7. Evolution des réseaux de régulation par les microARNs (SL, VC, collaboration H. Touzet & M. Salson – Laboratoire CRiSTAL Univ. Lille1; projet émergent Région Nord Pas de Calais MICRO2)
Les microARNs jouent un rôle central dans la régulation de l’expression des gènes, contrôlant ainsi de multiples processus fondamentaux du développement. La comparaison des répertoires de microARNs d’espèces proches constitue un moyen d’étudier les processus d’émergence et d’évolution des microARNs, qui sont très mal connus chez les plantes. Dans ce contexte, l’objectif est d’étudier par séquençage massif l’évolution des microARNs à une échelle phylogénétique fine en comparant l’ensemble des microARNs produits par A. halleri et A. lyrata qui ont divergé il y a moins de 0,5 millions d’années. Une analyse de degradome (identification des produits de clivage des ARNm par les microARNs) permettra d‘identifier chez ces mêmes espèces le répertoire de cibles des microARNs. Les objectifs principaux du projet sont de 1) identifier et caractériser des paires microARN-cible récemment apparus spécifiquement chez l’une des deux espèces et 2) comparer les patrons d’évolution des séquences codant pour les microARNs et pour leurs cibles afin de caractériser la processus de co-évolution entre ces éléments génétiques en interaction. En parallèle, un autre objectif est de contribuer au développement d’outils de prédiction et d’identification de microARNs dans les données de transcriptome (RNAseq et sRNAseq).
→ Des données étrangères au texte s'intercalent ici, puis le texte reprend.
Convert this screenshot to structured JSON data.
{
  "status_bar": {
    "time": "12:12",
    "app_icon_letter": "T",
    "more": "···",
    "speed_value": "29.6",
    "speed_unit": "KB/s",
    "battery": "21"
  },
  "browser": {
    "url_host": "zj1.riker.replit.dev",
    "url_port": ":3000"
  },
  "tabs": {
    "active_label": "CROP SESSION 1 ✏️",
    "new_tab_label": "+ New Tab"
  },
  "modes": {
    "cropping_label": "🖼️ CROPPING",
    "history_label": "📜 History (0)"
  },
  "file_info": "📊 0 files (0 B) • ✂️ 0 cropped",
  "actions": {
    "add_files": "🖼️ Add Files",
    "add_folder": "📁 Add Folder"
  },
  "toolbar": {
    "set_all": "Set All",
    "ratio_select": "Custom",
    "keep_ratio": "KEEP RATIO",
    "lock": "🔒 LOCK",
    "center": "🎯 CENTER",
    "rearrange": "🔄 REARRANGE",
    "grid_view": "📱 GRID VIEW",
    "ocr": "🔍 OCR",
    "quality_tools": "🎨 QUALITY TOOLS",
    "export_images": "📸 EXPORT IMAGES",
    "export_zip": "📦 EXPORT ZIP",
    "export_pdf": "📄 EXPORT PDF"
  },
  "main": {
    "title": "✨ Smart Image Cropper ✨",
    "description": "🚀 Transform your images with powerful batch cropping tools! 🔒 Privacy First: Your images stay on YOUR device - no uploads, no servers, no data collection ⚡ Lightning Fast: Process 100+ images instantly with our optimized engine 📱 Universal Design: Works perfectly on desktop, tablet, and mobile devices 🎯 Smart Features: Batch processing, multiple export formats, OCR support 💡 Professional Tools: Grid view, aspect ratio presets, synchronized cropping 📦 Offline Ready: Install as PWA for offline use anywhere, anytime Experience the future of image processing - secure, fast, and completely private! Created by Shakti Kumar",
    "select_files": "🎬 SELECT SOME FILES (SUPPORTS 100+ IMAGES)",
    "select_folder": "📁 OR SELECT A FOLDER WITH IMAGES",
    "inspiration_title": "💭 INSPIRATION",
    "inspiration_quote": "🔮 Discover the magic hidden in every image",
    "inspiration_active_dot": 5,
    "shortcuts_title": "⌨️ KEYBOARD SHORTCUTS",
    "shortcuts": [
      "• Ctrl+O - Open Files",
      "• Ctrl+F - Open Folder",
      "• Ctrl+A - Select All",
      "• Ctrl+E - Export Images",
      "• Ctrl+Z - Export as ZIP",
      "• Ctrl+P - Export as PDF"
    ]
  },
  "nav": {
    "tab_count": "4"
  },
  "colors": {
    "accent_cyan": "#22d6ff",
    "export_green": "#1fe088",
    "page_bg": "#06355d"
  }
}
8. Influence du système de reproduction sur la diversité génomique (PT, IdC, JC, XV, VC, ANR TRANS)
De nombreux travaux théoriques prédisent que les systèmes de reproduction devraient avoir un impact majeur sur l’évolution du génome dans son ensemble à travers leurs effets sur e.g. l’efficacité de la sélection, la taille efficace, le taux de recombinaison efficace. Alors que les données disponibles pour tester ces hypothèses sont longtemps restées limitées, l’essor des méthodes de séquençage à haut débit permet désormais d’envisager des études comparatives avec une approche de génomique des populations à grande échelle. Dans ce contexte, nous nous proposons de comparer par RNA-seq ou reséquençage ADN la diversité génomique de couples d’espèces au sein des genres modèles Silene, Beta et Arabidopsis, ou non-modèles (Biscutella) qui ont subi des transitions récentes de leur système de reproduction (de l’hermaphrodisme à la dioecie via la gynodioecie pour Silene et de l’allofécondation à l’autofécondation, pour les autres genres).